Canadian Tire updated August 20, 2017

Canadian Tire is updated and rated (higher) Buy at $151.46.

I had last updated Canadian Tire on April 1, based on its December 2016 annual results and rated it Weak Buy /Hold at $157.98. Since then it has released Q1 and more recently Q2 earnings which were very strong. On July 5, I mentioned it was worth nibbling on at $144. Given the strong earnings of the first half of 2017 it now appears to be worthy of a (higher) Buy rating (or at least Buy). I may not buy back into this name given that my cash position is relatively modest at this time.

Canadian Tire credit card customers pay a lot of interest

One of the interesting things I saw in the Q2 report is the following:

In the Finance segment, which is largely a credit card operation, the annual revenue as a percentage of the average accounts receivable was 22%. This suggests that the majority of these credit card customers are not paying off their balances each month. Rather, the Canadian Tire MasterCard customers mostly tend to run a balance. The average balance is $2761. This makes sense. The type of consumer who pays off their credit card monthly likely has a credit card from a big bank, often a gold card. The typical Canadian Tire credit card user is apparently not in a position to pay off the card monthly. These would be somewhat higher risk customers. In fact Canadian Tire writes off 5.6% of its credit card receivables yearly to bad debt.
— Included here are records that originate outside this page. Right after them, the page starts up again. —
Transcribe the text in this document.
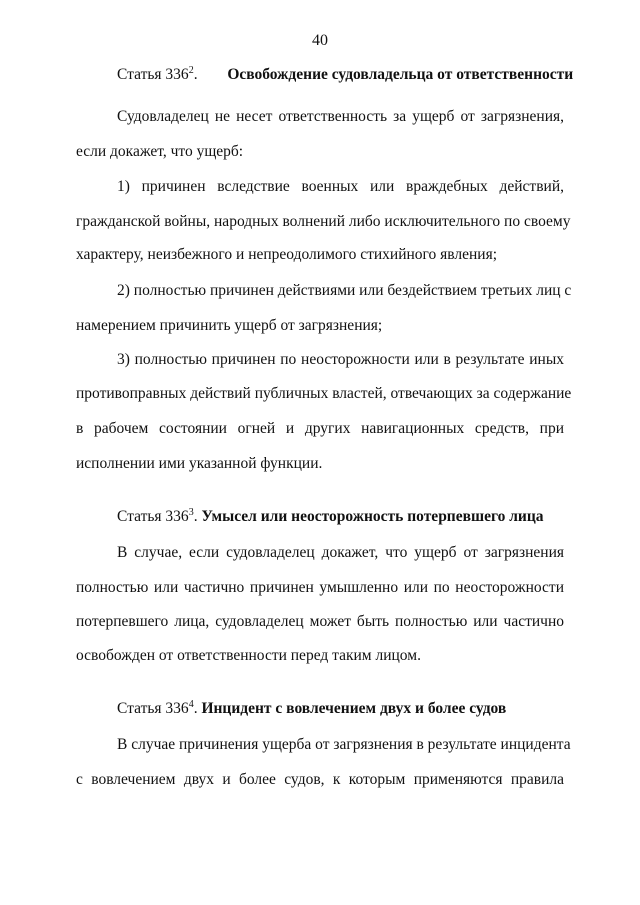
40
Статья $336^2$. Освобождение судовладельца от ответственности
Судовладелец не несет ответственность за ущерб от загрязнения,
если докажет, что ущерб:
1) причинен вследствие военных или враждебных действий,
гражданской войны, народных волнений либо исключительного по своему
характеру, неизбежного и непреодолимого стихийного явления;
2) полностью причинен действиями или бездействием третьих лиц с
намерением причинить ущерб от загрязнения;
3) полностью причинен по неосторожности или в результате иных
противоправных действий публичных властей, отвечающих за содержание
в рабочем состоянии огней и других навигационных средств, при
исполнении ими указанной функции.
Статья $336^3$. Умысел или неосторожность потерпевшего лица
В случае, если судовладелец докажет, что ущерб от загрязнения
полностью или частично причинен умышленно или по неосторожности
потерпевшего лица, судовладелец может быть полностью или частично
освобожден от ответственности перед таким лицом.
Статья $336^4$. Инцидент с вовлечением двух и более судов
В случае причинения ущерба от загрязнения в результате инцидента
с вовлечением двух и более судов, к которым применяются правила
The most lucrative credit card customer is the one who runs a balance and pays the 26% annual interest rate but who pays at least the minimum monthly and never defaults. These people are the bread and butter of the credit card industry. They don’t cost the card company in bad debt. They often don’t cause collection costs because they do pay the monthly minimum. Arguably it is unsavory to be charging these people 26% annual interest. But they incur these debts willingly and other credit card companies charge similar rates. I would advise these people to try to pay off these cards or to shop for a lower interest rate. But meanwhile Canadian Tire alone has 1.9 million such customers.

Customers who pay off their credit cards monthly are also profitable. The profits there come from the fees charged to merchants. But these customers are no where close to as profitable as those that run balances but pay monthly and never default.

Some customers do run up balances and eventually default. Credit card companies clearly lose money on these customers. It takes perhaps 5 to 10 good customers running balances and paying 26% interest to make up for every (average) customer that defaults. While Canadian Tire reveals that it writes off 5.6% of credit card receivables in a year it does not appear to reveal what percentage of the customer base that is. It is likely that some customers pay interest faithfully for years but then later default due to changed circumstances. The worst customer would be the new customer that runs up a balance and then defaults.